Yes, making everything happen is hard, especially as more and more “adult” things get piled on our plates. But I don’t think using effed up baby-talk to express how frustrating it is and how vulnerable it makes us feel actually winds up making us feel any better. It just makes us into whiners.
To call it “adulting” belittles what it truly is, which is fucking BRAVERY and ACCOMPLISHMENT. Doing all those shitty, not fun, necessary, “adulting” things gets us further. It makes us better at taking on challenges. It makes us more confident when the next hard thing comes along. And there’s always a next hard thing.

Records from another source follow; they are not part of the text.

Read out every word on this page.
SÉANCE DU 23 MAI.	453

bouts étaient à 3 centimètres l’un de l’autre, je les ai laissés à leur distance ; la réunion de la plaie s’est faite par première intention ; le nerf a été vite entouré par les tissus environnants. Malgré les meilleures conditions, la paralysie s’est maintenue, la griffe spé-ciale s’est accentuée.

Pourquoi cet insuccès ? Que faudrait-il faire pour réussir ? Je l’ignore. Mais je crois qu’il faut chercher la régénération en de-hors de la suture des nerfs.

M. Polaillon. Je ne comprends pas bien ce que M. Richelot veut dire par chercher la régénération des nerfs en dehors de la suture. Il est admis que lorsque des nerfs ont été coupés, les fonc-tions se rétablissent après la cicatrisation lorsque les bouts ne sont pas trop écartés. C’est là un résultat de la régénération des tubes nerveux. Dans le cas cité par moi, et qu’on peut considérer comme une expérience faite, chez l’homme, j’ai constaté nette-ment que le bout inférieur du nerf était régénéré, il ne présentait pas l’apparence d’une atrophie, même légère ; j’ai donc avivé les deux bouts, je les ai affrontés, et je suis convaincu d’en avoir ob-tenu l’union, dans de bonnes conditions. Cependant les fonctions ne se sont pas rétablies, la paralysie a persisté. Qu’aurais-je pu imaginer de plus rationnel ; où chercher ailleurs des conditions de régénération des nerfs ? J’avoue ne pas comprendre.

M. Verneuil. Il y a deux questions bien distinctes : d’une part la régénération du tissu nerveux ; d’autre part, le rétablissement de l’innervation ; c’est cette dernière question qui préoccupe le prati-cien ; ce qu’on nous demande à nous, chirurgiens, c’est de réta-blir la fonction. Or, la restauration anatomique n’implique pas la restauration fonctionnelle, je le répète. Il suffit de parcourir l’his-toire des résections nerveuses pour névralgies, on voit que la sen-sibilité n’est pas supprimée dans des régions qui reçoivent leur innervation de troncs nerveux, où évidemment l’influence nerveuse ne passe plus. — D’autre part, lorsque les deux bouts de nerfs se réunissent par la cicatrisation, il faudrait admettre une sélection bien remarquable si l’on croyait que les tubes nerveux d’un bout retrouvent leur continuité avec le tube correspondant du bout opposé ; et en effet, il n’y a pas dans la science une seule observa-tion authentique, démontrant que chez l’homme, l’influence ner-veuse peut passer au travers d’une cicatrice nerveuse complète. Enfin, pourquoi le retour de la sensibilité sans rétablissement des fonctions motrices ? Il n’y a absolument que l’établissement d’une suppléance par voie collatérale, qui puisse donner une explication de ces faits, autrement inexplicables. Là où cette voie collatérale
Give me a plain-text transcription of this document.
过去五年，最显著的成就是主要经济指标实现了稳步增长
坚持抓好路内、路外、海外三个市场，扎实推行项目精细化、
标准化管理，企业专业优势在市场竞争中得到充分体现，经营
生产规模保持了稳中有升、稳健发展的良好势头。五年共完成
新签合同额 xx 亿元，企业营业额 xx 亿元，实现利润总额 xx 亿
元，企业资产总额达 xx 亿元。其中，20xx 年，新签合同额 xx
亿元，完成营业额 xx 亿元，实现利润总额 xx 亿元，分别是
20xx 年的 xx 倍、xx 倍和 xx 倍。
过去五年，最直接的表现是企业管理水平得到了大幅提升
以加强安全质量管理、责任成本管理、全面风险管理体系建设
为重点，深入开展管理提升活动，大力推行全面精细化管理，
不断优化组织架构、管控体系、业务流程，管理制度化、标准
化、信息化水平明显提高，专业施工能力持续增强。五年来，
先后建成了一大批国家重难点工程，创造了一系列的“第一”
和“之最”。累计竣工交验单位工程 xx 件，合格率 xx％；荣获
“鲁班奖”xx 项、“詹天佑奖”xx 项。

I’m afraid of life getting more complicated. I’m frustrated by the length of my to do list. I have audibly groaned when picking up the pile of mail to find it full of bills. I’m terrified of anything that involves the word “insurance.” (Renters’, Health, Auto, WHAT NEXT?!) I don’t know how in the hell I’m going to pay for everything I need to in the immediate future. I’m working to jump start a business on my own, putting my trust into myself and my drive to get me where I want to be (which is uncharted territory for me). I’ve got places to be so that I don’t miss the important stuff happening in the lives of my loved ones. I’m feeling like a fucking bum while trying so hard to not resent myself for borrowing money to get myself through a rough patch. Yeah, man, “adulting” is hard. (stfu)
But, here’s the thing, I have to DEAL with that stuff. I have to take action. It’s the only way the list gets smaller, the only way to shrink the fear, the only way to shoot down those demon-tasks looming above me, trying to get me to cry into my coffee (and sometimes succeeding).
It sucks, but I won’t call it adulting. I WILL, however, call it what it is.
Being a badass. Being brave. Getting shit done. Rocking it out. Owning my responsibilities. Making it happen. Making magic. Creating a life. Being strong. Building my confidence.
The hard things are just going to keep coming as we grow. There’s no way around it, unless you have a super boring life. And I don’t what a super boring life. I mean, fuck that, am I right?